ESCRS - PO984 - Silicon Retinal Detachment Rails As A Novel Approach To Prevent Ahmed Valve Tube Exposure In Combined Surgery: New Prospectives

Silicon Retinal Detachment Rails As A Novel Approach To Prevent Ahmed Valve Tube Exposure In Combined Surgery: New Prospectives

Published 2024 - 42nd Congress of the ESCRS

Reference: PO984 | Type: Free paper | DOI: 10.82333/wkc4-5p57

Authors: Mario Graziano* 1 , Lucia Zeppa 2 , Maurizio Pensa 2 , Aniello La Marca 1 , Lucio Zeppa 2

1Department of Medicine, Surgery and Dentistry, “Scuola Medica Salernitana”,University of Salerno,Baronissi (Salerno),Italy;Department of Ophthalmology,G. Moscati Hospital,Avellino,Italy, 2Department of Ophthalmology,G. Moscati Hospital,Avellino,Italy

Purpose

To propose a novel technique employs silicon retinal detachment rails to cover Ahmed valve tubes, aiming to prevent complications in glaucoma management. Glaucoma drainage devices are vital for complex cases when standard surgeries fail, comprising a plate and tube implanted into the anterior chamber. Adequate tube coverage is crucial to prevent conjunctival erosion, which can lead to exposure, infections, and endophthalmitis.

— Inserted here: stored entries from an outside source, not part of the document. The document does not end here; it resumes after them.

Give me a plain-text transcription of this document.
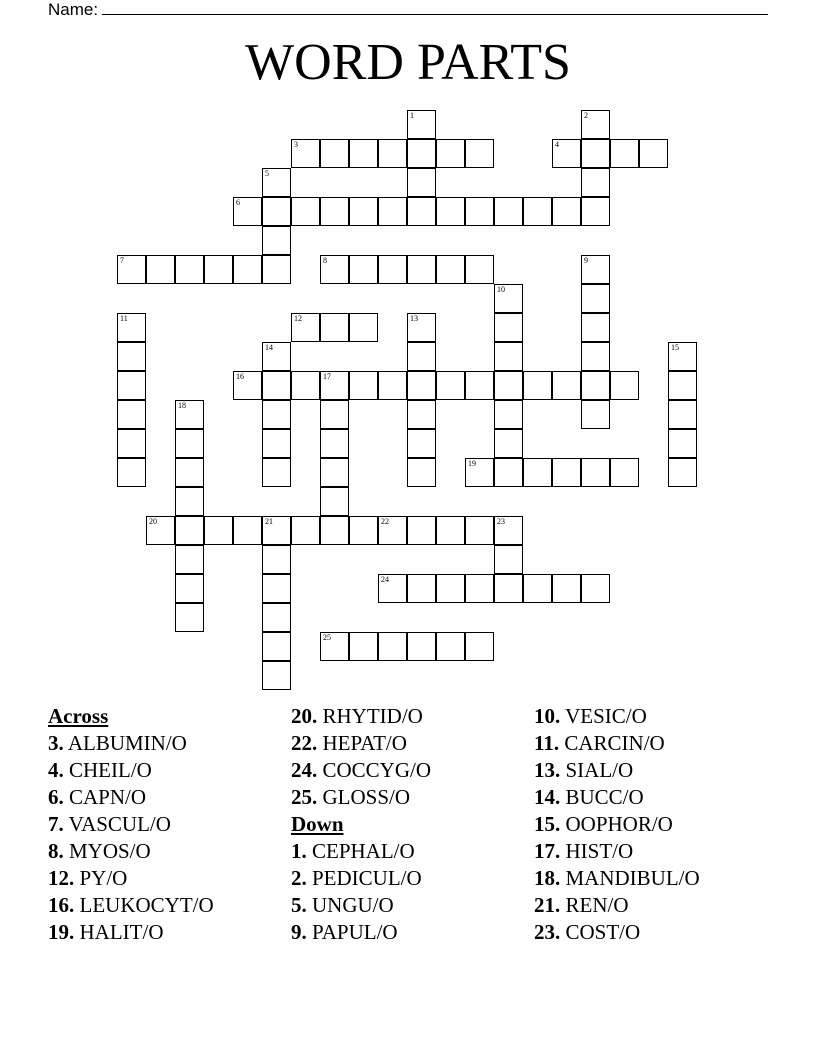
Name:
WORD PARTS
3	4
6
7	8
12
16	17
19
20	21	22	23
24
25
1	2
5
9
10
11	13
14	15
18
Across
3. ALBUMIN/O
4. CHEIL/O
6. CAPN/O
7. VASCUL/O
8. MYOS/O
12. PY/O
16. LEUKOCYT/O
19. HALIT/O
20. RHYTID/O
22. HEPAT/O
24. COCCYG/O
25. GLOSS/O
Down
1. CEPHAL/O
2. PEDICUL/O
5. UNGU/O
9. PAPUL/O
10. VESIC/O
11. CARCIN/O
13. SIAL/O
14. BUCC/O
15. OOPHOR/O
17. HIST/O
18. MANDIBUL/O
21. REN/O
23. COST/O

Traditionally, various tissues like sclera and pericardium are used, but availability and rejection risks pose challenges.

Setting

Department of Ophthalmology, G. Moscati Hospital, Avellino, Italy

Methods

Three over-50s patients with refractory glaucoma, cataract and a loss of visual acuity (median BCVA 20/400) underwent Ahmed valve implantation and cataract surgery due to impossible standard filtration surgery. To mitigate the risk of tube exposure, silicon retinal detachment rails were employed as a protective cover for the Ahmed valve tube. The silicon rails were carefully tailored to fit the tube securely without impeding its functionality. The surgical procedures, including the attachment of the silicon rails, were meticulously documented.

Results

After six months postoperative follow-up revealed successful tube coverage with the silicon retinal detachment rails. The patients exhibited no signs of conjunctival erosion, and the risk of tube exposure was effectively mitigated. Intraocular pressure remained within the target range without use of anti-glaucomatous medication, and there were no adverse effects related to the use of silicon retinal detachment rails. Visual acuity improved and was maintained in all three patients (median BCVA 20/200), and they reported no discomfort.

Conclusions

The application of silicon retinal detachment rails as a protective cover for Ahmed valve tubes presents a promising strategy to prevent tube exposure and its associated complications and to avoid difficulties in finding tissue donors or in case of rejection of tissues. This innovative approach offers a viable solution for patients with refractory glaucoma, demonstrating its effectiveness in maintaining tube integrity and reducing the risk of endophthalmitis. Combinated surgery is an aviable option on the table. Further studies are warranted to validate the long-term success and safety of this technique in a larger patient cohort.

Moreover, new tailored silicon patches may be created to prevent tube exposure.